Publications

Publication details [#63232]

Onanuga, Paul. 2017. Language Use in Nigerian Spam SMSs: A Linguistic Stylistic Analysis. Language Matters: Studies in the Languages of Africa 48 (2) : 91–116.
Publication type
Article in journal
Publication language
English
Place, Publisher
Routledge

Annotation

Digital marketing is influential to advertising businesses, with a veritable platform being SMSs. SMSs, with their widespread usage, have produced several academic enquiries. They have, however, been abused by telemarketers who inundate subscribers with spam—unsolicited and indiscriminately sent SMSs. A linguistic stylistic analysis of purposively gathered spam SMS data supplies insight into Nigerian spam SMSs’ unique linguistic features.

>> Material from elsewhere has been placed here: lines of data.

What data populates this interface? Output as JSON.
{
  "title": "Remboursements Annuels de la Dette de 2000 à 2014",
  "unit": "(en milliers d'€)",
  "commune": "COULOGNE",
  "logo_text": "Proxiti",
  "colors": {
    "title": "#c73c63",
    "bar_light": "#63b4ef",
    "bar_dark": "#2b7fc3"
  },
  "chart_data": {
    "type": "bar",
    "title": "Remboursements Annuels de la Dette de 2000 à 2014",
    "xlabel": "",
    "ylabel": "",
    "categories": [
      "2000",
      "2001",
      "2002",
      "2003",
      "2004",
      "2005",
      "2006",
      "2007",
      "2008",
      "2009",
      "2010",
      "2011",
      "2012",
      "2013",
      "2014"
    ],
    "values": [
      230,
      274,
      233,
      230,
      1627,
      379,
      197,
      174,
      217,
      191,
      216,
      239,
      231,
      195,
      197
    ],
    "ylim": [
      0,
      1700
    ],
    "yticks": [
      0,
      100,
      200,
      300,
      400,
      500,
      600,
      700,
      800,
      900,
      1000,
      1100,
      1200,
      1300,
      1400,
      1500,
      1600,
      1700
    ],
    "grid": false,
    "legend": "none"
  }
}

Nigerian spam SMSs cover categories such as network/service provider texts, bank texts, sport texts, health texts, religion texts, and bonanza/jackpot texts. Spam SMSs were primarily used for advertisement, with phone users, the ultimate “victims,” receiving an average of 3.4 messages per day. Nigerian spam SMSs, despite usually being sent from “official” sources, include linguistic features like textese, graphological deviation, and non-conformity to punctuation rules, while also using code-mixing and internet text notations. They are also persuasive thanks to their use of verbal inducement, emotive language, polite salutations and “call-to-action” verbs.